Nan Goldin was born in 1953 in Washington DC, she works and lives in New York and Paris. Goldin started taking photographs in Boston when she was a teenager; capturing black-and-white photographs of drag queens, her friends and family, both celebrating and giving a voice to the subcultural lifestyle of her community. In the 1990s Goldin used photography to record her travels in Asia as well as the troubled lives of her friends, many of whom died of AIDS.

Nan Goldin is known as an artist whose output is inextricably linked to her own biography and for breaking down the traditional barrier between the camera and the object photographed. Her naturally lit images document her surrogate family of friends and lovers, and – more often than not – are frank confrontations with personal experiences and explorations of both intimacy and alienation.

Following her retrospective at the Whitney Museum of New York (1996) where her slideshow 'The Ballad of Sexual Dependency' was presented, Nan Goldin’s reputation grew, now she is recognised as one of the world’s most important living photographers. Subsequently another retrospective was organised by the Centre Pompidou, Paris, and Whitechapel Art Gallery, London (2001).
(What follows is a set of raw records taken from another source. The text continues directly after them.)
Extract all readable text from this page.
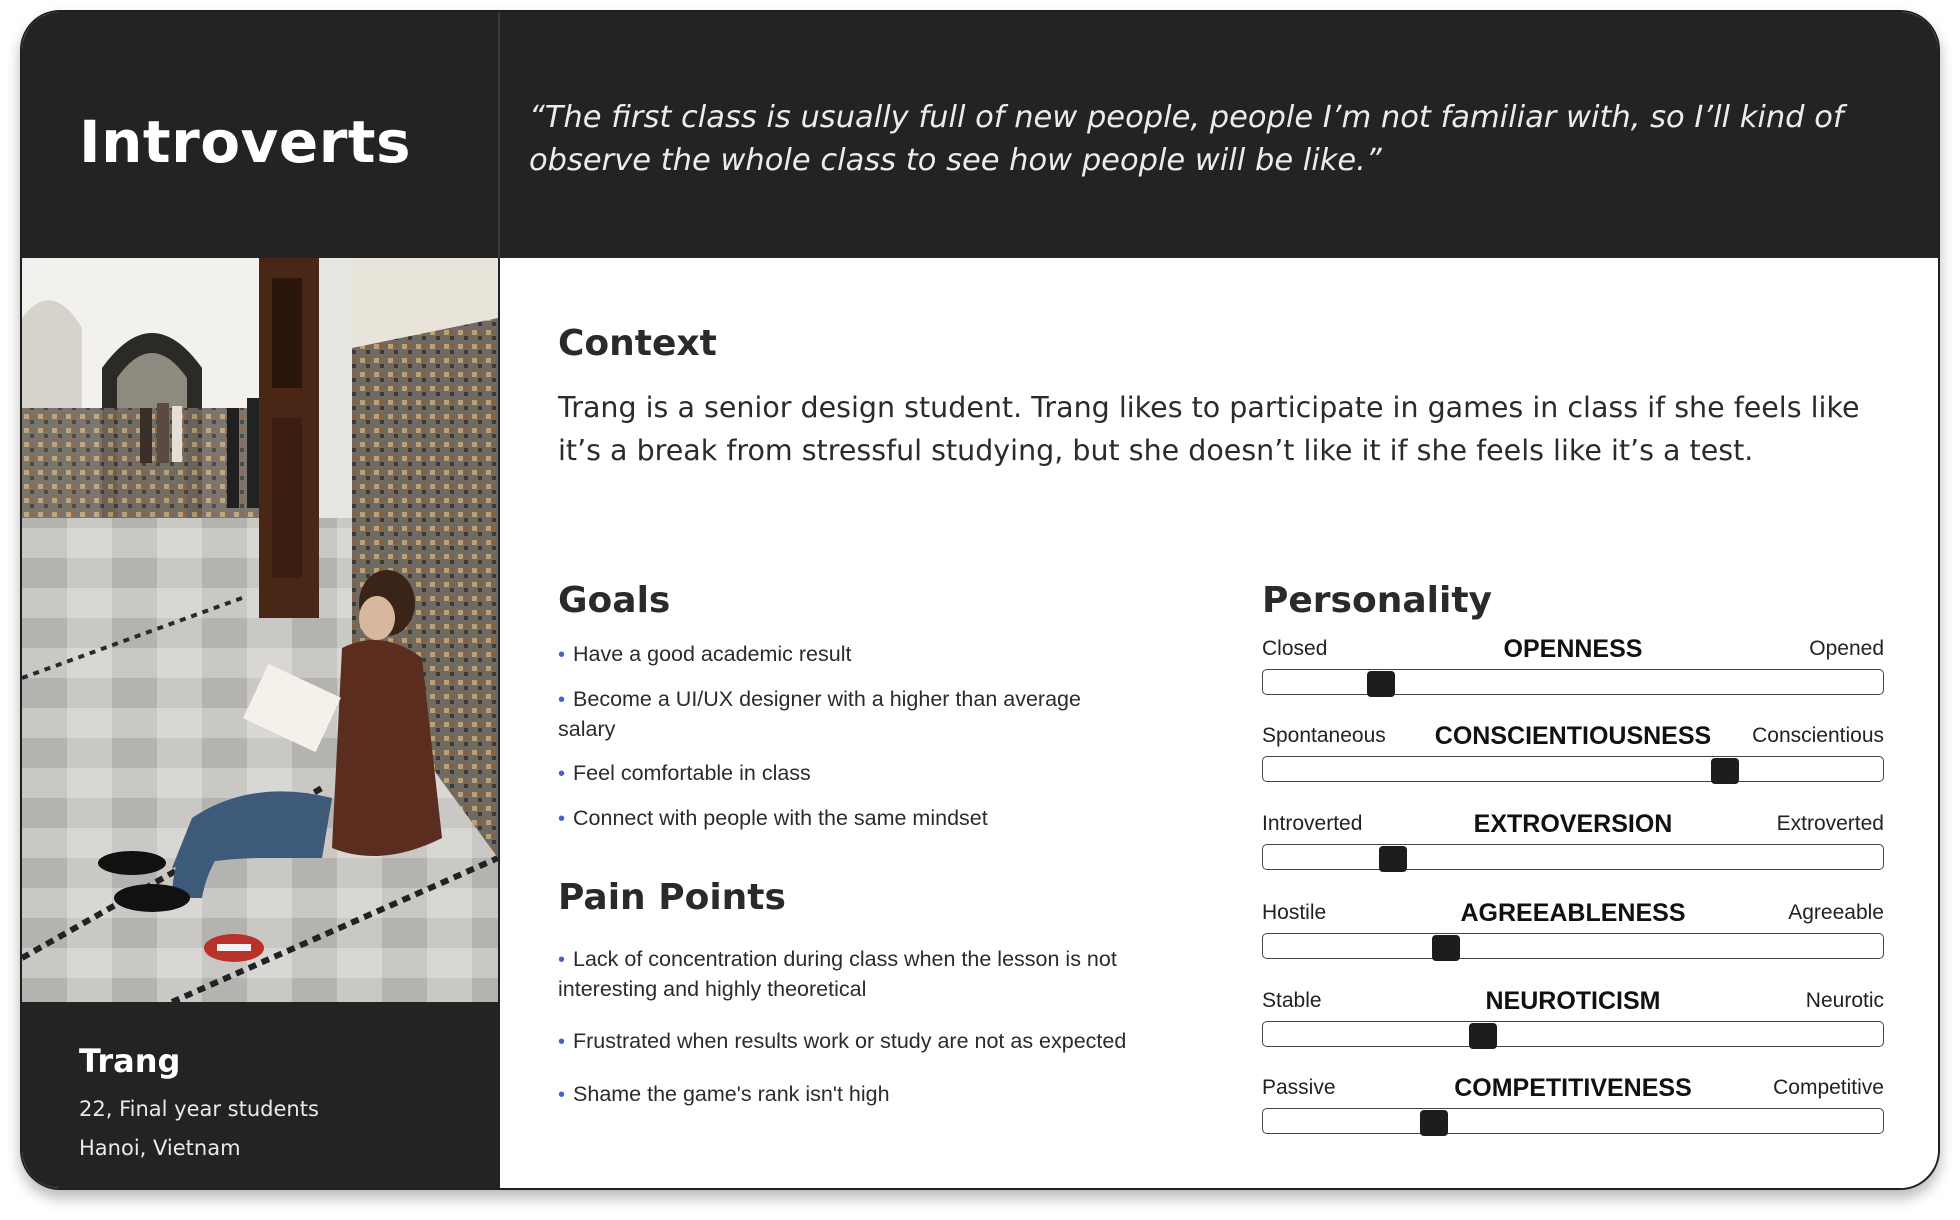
Introverts	“The first class is usually full of new people, people I’m not familiar with, so I’ll kind of observe the whole class to see how people will be like.”
Trang
22, Final year students
Hanoi, Vietnam
Context
Trang is a senior design student. Trang likes to participate in games in class if she feels like it’s a break from stressful studying, but she doesn’t like it if she feels like it’s a test.
Goals
• Have a good academic result
• Become a UI/UX designer with a higher than average salary
• Feel comfortable in class
• Connect with people with the same mindset
Pain Points
• Lack of concentration during class when the lesson is not interesting and highly theoretical
• Frustrated when results work or study are not as expected
• Shame the game's rank isn't high
Personality
Closed	OPENNESS	Opened
Spontaneous	CONSCIENTIOUSNESS	Conscientious
Introverted	EXTROVERSION	Extroverted
Hostile	AGREEABLENESS	Agreeable
Stable	NEUROTICISM	Neurotic
Passive	COMPETITIVENESS	Competitive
Recent solo exhibitions by the artist include La Triennale, Milano (2017); Irish Museum of Modern Art, Dublin (2017); MoMA, New York (2016); MAM, Museu de arte Moderna, Brazil (2012); the Nederland Fotomuseum, The Netherlands (2010) and NOMA, Louisiana (2009). In 2008, The Ballad of Sexual Dependency was shown in the Turbine Hall at Tate Modern, London.

Goldin’s work has become part of major collections such as that of MoMA, New York; Fondation Cartier pour l'art contemporain, Paris; Castello di Rivoli, Turin; Guggenheim, New York; SFMoMA, San Francisco; Metropolitan, New York; ICA The Institute Of Contemporary Art, Boston; Stedelijk Museum, Amsterdam; and Tate Modern, London.